We load in data from GitHub and present the preprocessing steps that operate on that data and render it useful to our machine curator. Finally, we compute the similarity rankings across the Liverpool Biennial collection that ultimately allow viewers of the machine curated exhibition to navigate their way through the collection.

## First steps: getting the data

As a first step, we need to clone the repository that accompanies this notebook. It contains the data we will need in the steps below.

In [None]:
!git clone https://github.com/DurhamARC/machine-curation.git

Unzip the 50 images that comprise the Liverpool Biennial 2021 collection and load dataset.

In [None]:
%pushd machine-curation/datasets/liverpool_biennial_2021/original_images
!unzip 'images_part_*.zip'
%popd

Load the metadata that describes the Liverpool Biennial collection and its content.

In [None]:
import pandas as pd
lb2021 = pd.read_csv('machine-curation/datasets/liverpool_biennial_2021/LB2021_metadata.csv')

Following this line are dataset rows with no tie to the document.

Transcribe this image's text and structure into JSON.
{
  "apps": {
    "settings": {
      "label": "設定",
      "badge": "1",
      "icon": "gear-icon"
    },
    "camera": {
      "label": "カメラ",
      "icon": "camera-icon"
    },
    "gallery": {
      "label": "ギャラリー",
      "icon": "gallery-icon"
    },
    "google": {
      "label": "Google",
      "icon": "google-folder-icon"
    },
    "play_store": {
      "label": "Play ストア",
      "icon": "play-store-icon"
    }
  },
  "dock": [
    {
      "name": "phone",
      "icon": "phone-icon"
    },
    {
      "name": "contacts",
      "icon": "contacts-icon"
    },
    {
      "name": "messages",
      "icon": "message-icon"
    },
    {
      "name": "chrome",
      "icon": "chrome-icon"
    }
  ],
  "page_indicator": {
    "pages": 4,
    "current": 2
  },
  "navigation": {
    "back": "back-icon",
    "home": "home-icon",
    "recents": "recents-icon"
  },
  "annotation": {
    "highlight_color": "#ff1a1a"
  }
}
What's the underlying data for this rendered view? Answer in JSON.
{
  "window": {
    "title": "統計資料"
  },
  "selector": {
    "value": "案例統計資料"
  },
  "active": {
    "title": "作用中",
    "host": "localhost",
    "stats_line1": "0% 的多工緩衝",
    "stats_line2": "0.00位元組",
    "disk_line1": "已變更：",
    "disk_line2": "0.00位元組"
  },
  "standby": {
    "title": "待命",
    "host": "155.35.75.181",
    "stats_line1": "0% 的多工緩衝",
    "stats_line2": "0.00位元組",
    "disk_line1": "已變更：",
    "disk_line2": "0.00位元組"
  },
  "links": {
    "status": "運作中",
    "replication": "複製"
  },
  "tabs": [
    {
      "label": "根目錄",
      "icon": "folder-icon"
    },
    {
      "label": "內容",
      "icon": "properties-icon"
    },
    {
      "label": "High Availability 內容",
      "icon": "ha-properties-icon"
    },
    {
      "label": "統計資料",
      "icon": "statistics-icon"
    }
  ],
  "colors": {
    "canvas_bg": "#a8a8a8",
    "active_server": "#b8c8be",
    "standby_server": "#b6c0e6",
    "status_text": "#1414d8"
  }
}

# Preprocessing: generating data

The next four sections create the data that our machine curator needs. We do this in four stages:


1.   A machine generated image is computed for each caption in the Liverpool Biennial.
2.   Keywords are extracted from the description of each artwork in the Liverpool Biennial.
3.   A machine generated caption is computed for each artwork in the Liverpool Biennial.
4.   Heatmaps are overlayed over each artwork in the Liverpool Biennial.

## Generate image from title

Each artwork in the Liverpool Biennial collection is associated with one machine generated image. This machine generated image is created by the `Imagine` model - a natural language to image model - from the [`big_sleep` module](https://github.com/lucidrains/big-sleep). That is, the code below maps artwork titles to machine generated images.

First, we install the relevant modules.

In [None]:
!pip install folium==0.2.1 # an idiosyncracy of using pip with big-sleep in Colab
!pip install big-sleep

To test out the model on one image caption (takes around 30 minutes) run the following code. It will prompt you for the name of an artwork which you should enter with an underscore separating each word.

At the end you will we a file called `<given_title>.best.png` will have been generated. This is the image that the machine associates with your artwork title.

In [None]:
import pandas as pd
from big_sleep import Imagine

image_caption = input("Enter the name of an artwork in your collection with an "
                      "underscore separating each word, e.g. Masterless_Voices")

dream = Imagine(
    text = image_caption,
    lr = 5e-2,
    epochs = 1,
    iterations = 1000,
    save_every=200,
    num_cutouts = 32,
    save_best = True,
)
dream()

As an example of the kind of output one  might get, let's consider the work **`Masterless Voices`** by Ines Doujak and John Barker. A description of this 
artwork can be found [here](https://www.biennial.com/2021/exhibition/artists/ines-doujak-and-john-barker).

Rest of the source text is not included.